Kiyomizu-Dera Temple Gate Kyoto

We arrived at Kiyomizu-Dera Temple in Kyoto just as the sun was setting. The sky was a mix of warm colors, which made the view quite pleasant. Unfortunately, the temple was about to close for the day. We could only visit the gate area, missing out on the rest of the temple grounds. Despite this, the gate area itself was quite interesting to see. We were a bit disappointed, but we’ve made plans to come back and explore the entire temple on our next trip (maybe in the fall/winter of 2024).

Kiyomizu-Dera Temple Gate Kyoto

Kiyomizu-dera (清水寺, Kiyomizu Temple, “Pure Water Monastery”) is a Buddhist temple located in eastern Kyoto, Japan. The temple is part of the Historic Monuments of Ancient Kyoto (Kyoto, Uji and Otsu Cities) UNESCO World Heritage Site.

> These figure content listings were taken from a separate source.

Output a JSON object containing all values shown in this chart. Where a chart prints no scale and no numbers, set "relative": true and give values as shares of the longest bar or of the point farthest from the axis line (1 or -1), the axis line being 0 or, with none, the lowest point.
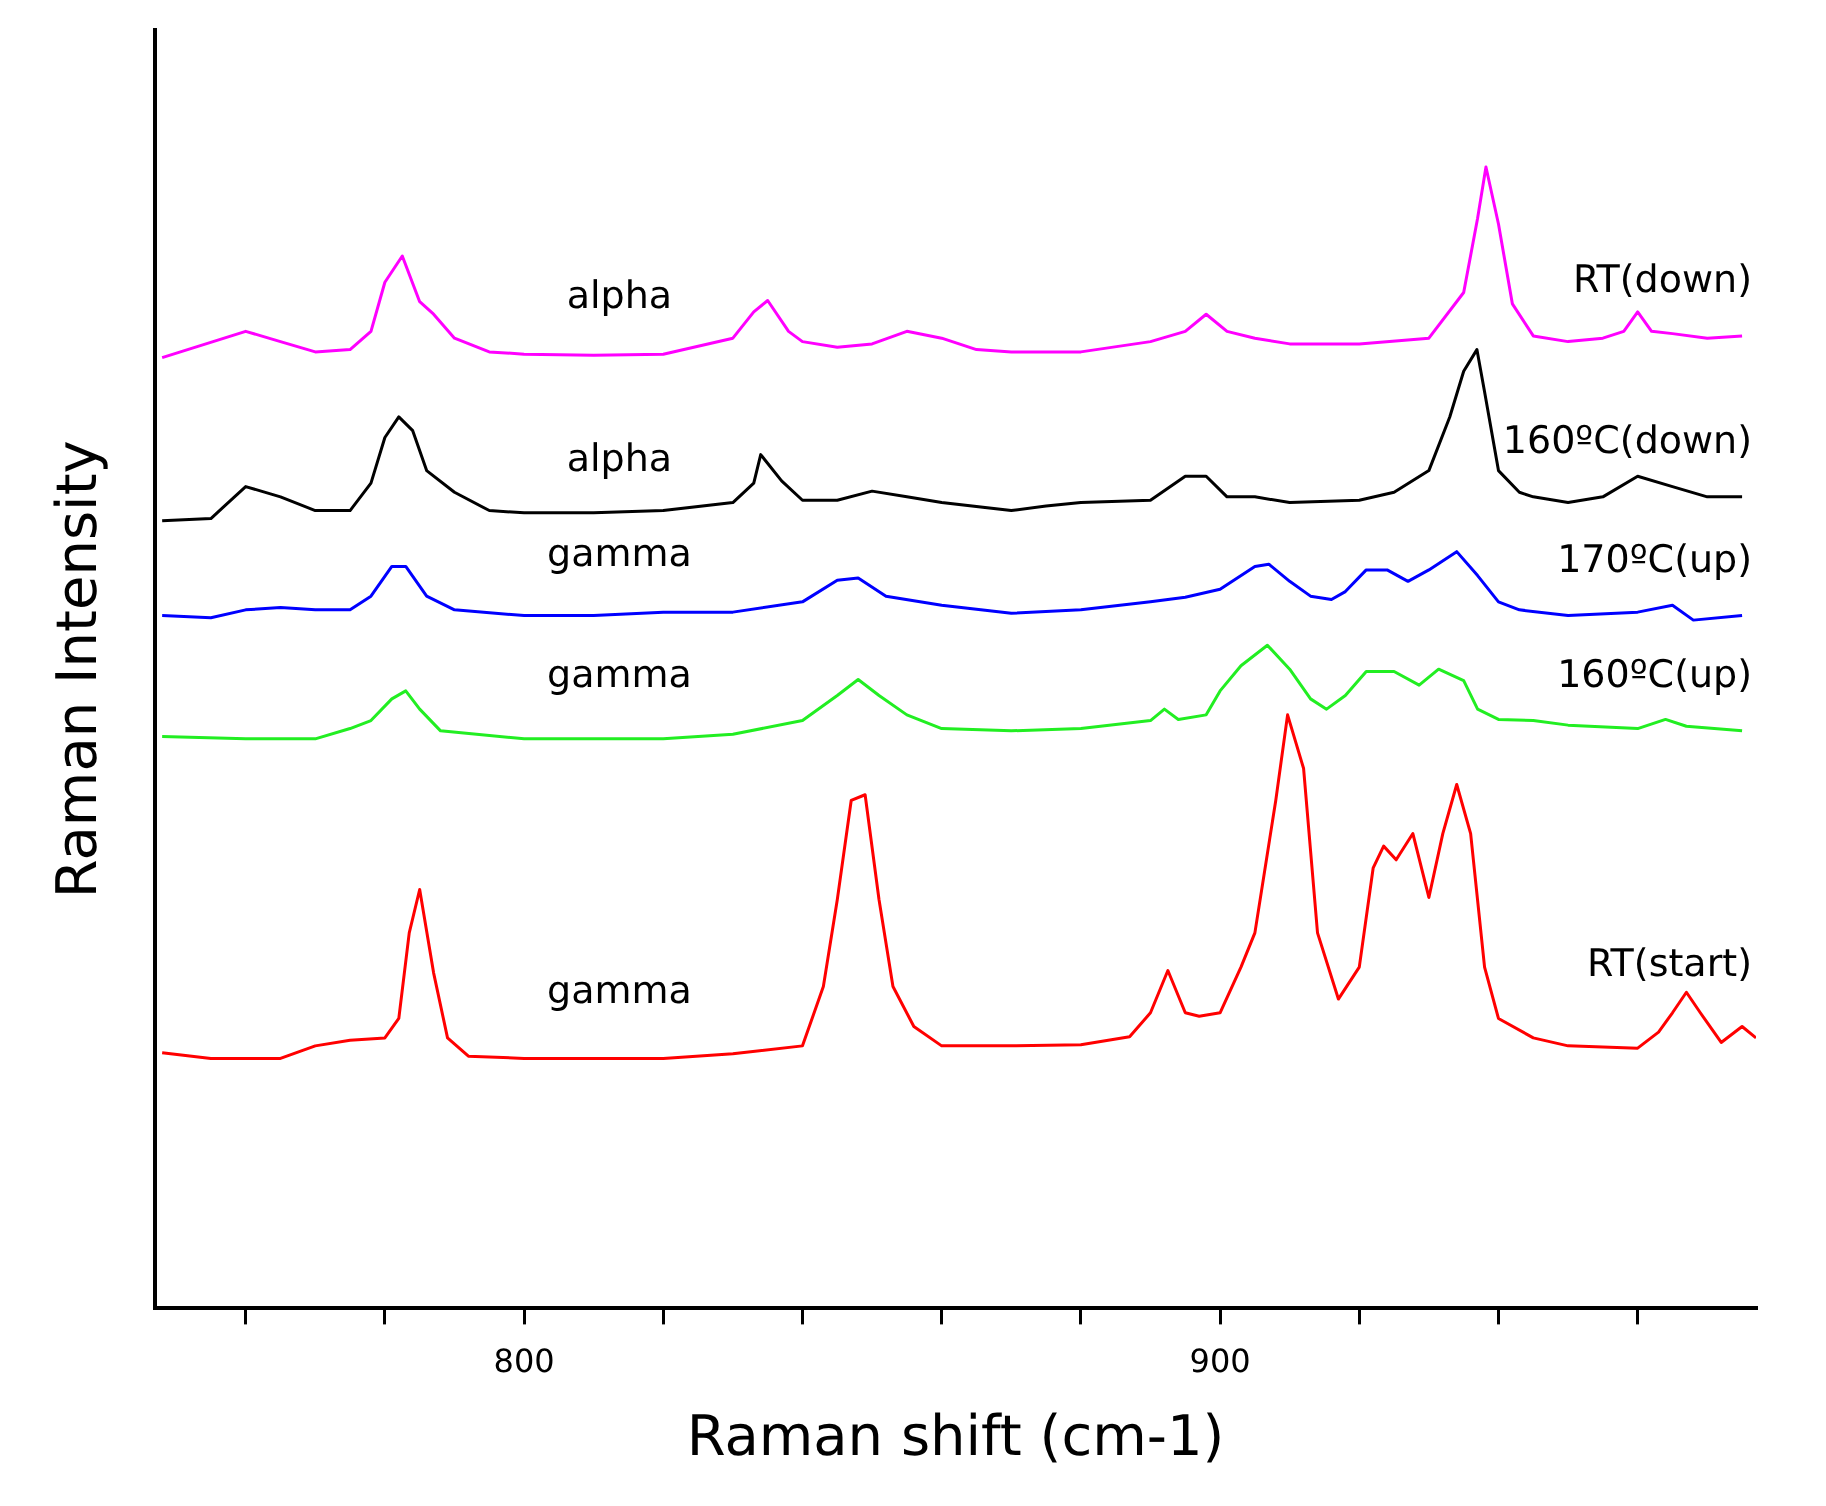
{
  "chart_data": {
    "type": "line",
    "relative": true,
    "xlabel": "Raman shift (cm-1)",
    "ylabel": "Raman Intensity",
    "xlim": [
      747,
      977
    ],
    "xticks": [
      {
        "value": 760,
        "label": null
      },
      {
        "value": 780,
        "label": null
      },
      800,
      {
        "value": 820,
        "label": null
      },
      {
        "value": 840,
        "label": null
      },
      {
        "value": 860,
        "label": null
      },
      {
        "value": 880,
        "label": null
      },
      900,
      {
        "value": 920,
        "label": null
      },
      {
        "value": 940,
        "label": null
      },
      {
        "value": 960,
        "label": null
      }
    ],
    "grid": false,
    "legend": false,
    "marker": "none",
    "line_style": "solid",
    "annotations": [
      "alpha",
      "alpha",
      "gamma",
      "gamma",
      "gamma"
    ],
    "series": [
      {
        "name": "RT(down)",
        "color": "#ff00ff",
        "x": [
          748,
          760,
          765,
          770,
          775,
          778,
          780,
          782.5,
          785,
          787,
          790,
          795,
          800,
          810,
          820,
          830,
          833,
          835,
          838,
          840,
          845,
          850,
          855,
          860,
          865,
          870,
          880,
          890,
          895,
          898,
          901,
          905,
          910,
          920,
          930,
          935,
          937,
          938.2,
          940,
          942,
          945,
          950,
          955,
          958,
          960,
          962,
          965,
          970,
          975
        ],
        "values": [
          0.833,
          0.856,
          0.847,
          0.838,
          0.84,
          0.856,
          0.899,
          0.922,
          0.882,
          0.871,
          0.85,
          0.838,
          0.836,
          0.835,
          0.836,
          0.85,
          0.873,
          0.883,
          0.856,
          0.847,
          0.842,
          0.845,
          0.856,
          0.85,
          0.84,
          0.838,
          0.838,
          0.847,
          0.856,
          0.871,
          0.856,
          0.85,
          0.845,
          0.845,
          0.85,
          0.89,
          0.955,
          1,
          0.95,
          0.88,
          0.852,
          0.847,
          0.85,
          0.856,
          0.873,
          0.856,
          0.854,
          0.85,
          0.852
        ]
      },
      {
        "name": "160ºC(down)",
        "color": "#000000",
        "x": [
          748,
          755,
          760,
          765,
          770,
          775,
          778,
          780,
          782,
          784,
          786,
          790,
          795,
          800,
          810,
          820,
          830,
          833,
          834,
          837,
          840,
          845,
          850,
          855,
          860,
          870,
          875,
          880,
          890,
          895,
          898,
          901,
          905,
          910,
          920,
          925,
          930,
          933,
          935,
          936.9,
          938,
          940,
          943,
          945,
          950,
          955,
          960,
          965,
          970,
          975
        ],
        "values": [
          0.69,
          0.692,
          0.72,
          0.711,
          0.699,
          0.699,
          0.723,
          0.763,
          0.781,
          0.769,
          0.734,
          0.715,
          0.699,
          0.697,
          0.697,
          0.699,
          0.706,
          0.723,
          0.748,
          0.725,
          0.708,
          0.708,
          0.716,
          0.711,
          0.706,
          0.699,
          0.703,
          0.706,
          0.708,
          0.729,
          0.729,
          0.711,
          0.711,
          0.706,
          0.708,
          0.715,
          0.734,
          0.781,
          0.821,
          0.84,
          0.803,
          0.734,
          0.715,
          0.711,
          0.706,
          0.711,
          0.729,
          0.72,
          0.711,
          0.711
        ]
      },
      {
        "name": "170ºC(up)",
        "color": "#0000ff",
        "x": [
          748,
          755,
          760,
          765,
          770,
          775,
          778,
          781,
          783,
          786,
          790,
          800,
          810,
          820,
          830,
          840,
          845,
          848,
          852,
          860,
          870,
          880,
          890,
          895,
          900,
          905,
          907,
          910,
          913,
          916,
          918,
          921,
          924,
          927,
          930,
          934,
          937,
          940,
          943,
          950,
          960,
          965,
          968,
          975
        ],
        "values": [
          0.607,
          0.605,
          0.612,
          0.614,
          0.612,
          0.612,
          0.624,
          0.65,
          0.65,
          0.624,
          0.612,
          0.607,
          0.607,
          0.61,
          0.61,
          0.619,
          0.638,
          0.64,
          0.624,
          0.616,
          0.609,
          0.612,
          0.619,
          0.623,
          0.63,
          0.65,
          0.652,
          0.637,
          0.624,
          0.621,
          0.628,
          0.647,
          0.647,
          0.637,
          0.647,
          0.663,
          0.642,
          0.619,
          0.612,
          0.607,
          0.61,
          0.616,
          0.603,
          0.607
        ]
      },
      {
        "name": "160ºC(up)",
        "color": "#22ee22",
        "x": [
          748,
          760,
          770,
          775,
          778,
          781,
          783,
          785,
          788,
          800,
          820,
          830,
          840,
          845,
          848,
          851,
          855,
          860,
          870,
          880,
          890,
          892,
          894,
          898,
          900,
          903,
          906.8,
          910,
          913,
          915.3,
          918,
          921,
          925,
          928.6,
          931.4,
          935,
          937,
          940,
          945,
          950,
          960,
          964,
          967,
          975
        ],
        "values": [
          0.501,
          0.499,
          0.499,
          0.508,
          0.515,
          0.534,
          0.541,
          0.525,
          0.506,
          0.499,
          0.499,
          0.503,
          0.515,
          0.537,
          0.551,
          0.537,
          0.52,
          0.508,
          0.506,
          0.508,
          0.515,
          0.525,
          0.516,
          0.52,
          0.541,
          0.563,
          0.581,
          0.56,
          0.534,
          0.525,
          0.537,
          0.558,
          0.558,
          0.546,
          0.56,
          0.55,
          0.525,
          0.516,
          0.515,
          0.511,
          0.508,
          0.516,
          0.51,
          0.506
        ]
      },
      {
        "name": "RT(start)",
        "color": "#ff0000",
        "x": [
          748,
          755,
          765,
          770,
          775,
          780,
          782,
          783.5,
          785,
          787,
          789,
          792,
          800,
          810,
          820,
          830,
          840,
          843,
          845,
          847,
          849,
          851,
          853,
          856,
          860,
          870,
          880,
          887,
          890,
          892.5,
          895,
          897,
          900,
          903,
          905,
          908,
          909.7,
          912,
          914,
          917,
          920,
          922,
          923.5,
          925.3,
          927.7,
          930,
          932,
          934,
          936,
          938,
          940,
          945,
          950,
          960,
          963,
          965,
          967,
          969,
          972,
          975,
          977
        ],
        "values": [
          0.224,
          0.219,
          0.219,
          0.23,
          0.235,
          0.237,
          0.254,
          0.329,
          0.367,
          0.294,
          0.237,
          0.221,
          0.219,
          0.219,
          0.219,
          0.223,
          0.23,
          0.282,
          0.358,
          0.445,
          0.45,
          0.358,
          0.282,
          0.247,
          0.23,
          0.23,
          0.231,
          0.238,
          0.259,
          0.296,
          0.259,
          0.256,
          0.259,
          0.299,
          0.329,
          0.445,
          0.52,
          0.473,
          0.329,
          0.271,
          0.299,
          0.386,
          0.405,
          0.393,
          0.416,
          0.36,
          0.416,
          0.459,
          0.416,
          0.299,
          0.254,
          0.237,
          0.23,
          0.228,
          0.242,
          0.259,
          0.277,
          0.259,
          0.233,
          0.247,
          0.237
        ]
      }
    ]
  }
}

The temple complex includes several other shrines, among them the Jishu Shrine, dedicated to Ōkuninushi, a god of love and “good matches”. Jishu Shrine possesses a pair of “love stones” placed 10 meters (30 feet) apart, which lonely visitors can try to walk between with their eyes closed. Success in reaching the other stone with their eyes closed implies that the pilgrim will find love, or true love.

The complex also offers various talismans, incense, and omikuji (paper fortunes). The site is particularly popular during festivals (especially at New Year’s and during obon in the summer) when additional booths fill the grounds selling traditional holiday foodstuffs and souvenirs to throngs of visitors.

In 2007, Kiyomizu-dera was one of 21 finalists for the New Seven Wonders of the World, but was not picked as one of the seven winning sites.